Types of company operating foreign interests


Bartlett and Goshal (Bartlett, C.A. and Ghosal, S. 1989: Managing Across the Borders: The Transnational Solution, Hutchinson, Business Books.) classify four types of company operating foreign interests: global, multinational international, and transnational companies.


Global Company

The Global Company, exemplified by such Japanese firms as Kao and NEC, centralizes key functions – including marketing and finance. Headquarters produces the new technology and disseminates it to subsidiaries.  Cost advantages are achieved through economies of scale and global-scale operations.  The need for efficiency and economies of scale means that products are developed that exploit needs felt across the range of countries.  Specific local needs tend to be ignored.

(Global Company - NEC)

Multinational Company

The Multinational Company is a corporation that has its facilities and other assets in at least one country other than its home country. Such companies have offices and factories in different countries and usually have a centralized head office where they coordinate global management.

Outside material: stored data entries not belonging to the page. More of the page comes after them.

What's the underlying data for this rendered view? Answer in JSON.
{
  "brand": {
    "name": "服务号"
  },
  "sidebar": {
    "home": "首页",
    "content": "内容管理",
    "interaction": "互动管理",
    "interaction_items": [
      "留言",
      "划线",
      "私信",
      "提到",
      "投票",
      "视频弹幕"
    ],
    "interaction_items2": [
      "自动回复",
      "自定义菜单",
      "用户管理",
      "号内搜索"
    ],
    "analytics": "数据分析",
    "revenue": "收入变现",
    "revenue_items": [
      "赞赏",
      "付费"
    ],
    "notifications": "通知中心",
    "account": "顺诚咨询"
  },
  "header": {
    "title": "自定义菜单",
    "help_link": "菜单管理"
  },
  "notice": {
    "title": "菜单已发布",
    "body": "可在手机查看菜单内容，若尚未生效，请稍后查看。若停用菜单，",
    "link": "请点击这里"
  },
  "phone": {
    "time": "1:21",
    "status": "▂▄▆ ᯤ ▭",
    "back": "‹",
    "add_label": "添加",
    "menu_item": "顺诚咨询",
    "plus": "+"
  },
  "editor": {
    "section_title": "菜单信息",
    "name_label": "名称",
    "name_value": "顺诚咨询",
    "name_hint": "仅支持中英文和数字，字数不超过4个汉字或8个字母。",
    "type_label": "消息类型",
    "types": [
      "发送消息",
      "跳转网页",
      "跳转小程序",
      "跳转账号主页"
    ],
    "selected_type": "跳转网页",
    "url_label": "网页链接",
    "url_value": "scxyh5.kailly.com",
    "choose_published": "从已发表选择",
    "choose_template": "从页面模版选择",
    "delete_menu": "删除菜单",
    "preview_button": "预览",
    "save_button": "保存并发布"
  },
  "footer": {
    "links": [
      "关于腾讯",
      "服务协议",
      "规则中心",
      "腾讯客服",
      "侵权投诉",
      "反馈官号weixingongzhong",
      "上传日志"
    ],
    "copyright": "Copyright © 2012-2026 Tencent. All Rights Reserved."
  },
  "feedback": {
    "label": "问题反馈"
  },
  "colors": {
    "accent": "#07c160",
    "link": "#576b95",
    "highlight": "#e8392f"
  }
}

Very large multinationals have budgets that exceed those of many small countries.

Multinational Company – McDonalds

International Company

The International Company retains considerable control over the subsidiary’s management systems and marketing policy, but less so than in the global company.  Products and technologies are developed for the home market, extended to other countries with similar market characteristics, then diffused elsewhere, and the developmental sequence is decided on the basis of managing the product lifecycle as efficiently and flexibility as possible.

(International Company – Coca Cola)

Transnational Company

The Transnational Company which operate in more than one country or nation at a time -- have become some of the most powerful economic and political entities in the world today.  From Joshua Karliner, in his book, The Corporate Planet: Ecology and Politics in the Age of Globalization, we can gleam a host of fundamental realizations, including the fact that many of these companies have far more power than the nation-states across whose borders they operate. for example Nokia is currently the number one manufacturer of mobile devices in the world. With a market share of about 38% in 2007 and with net sales of up to 51.1 billion Euros, there’s no doubt about the company’s significance and success.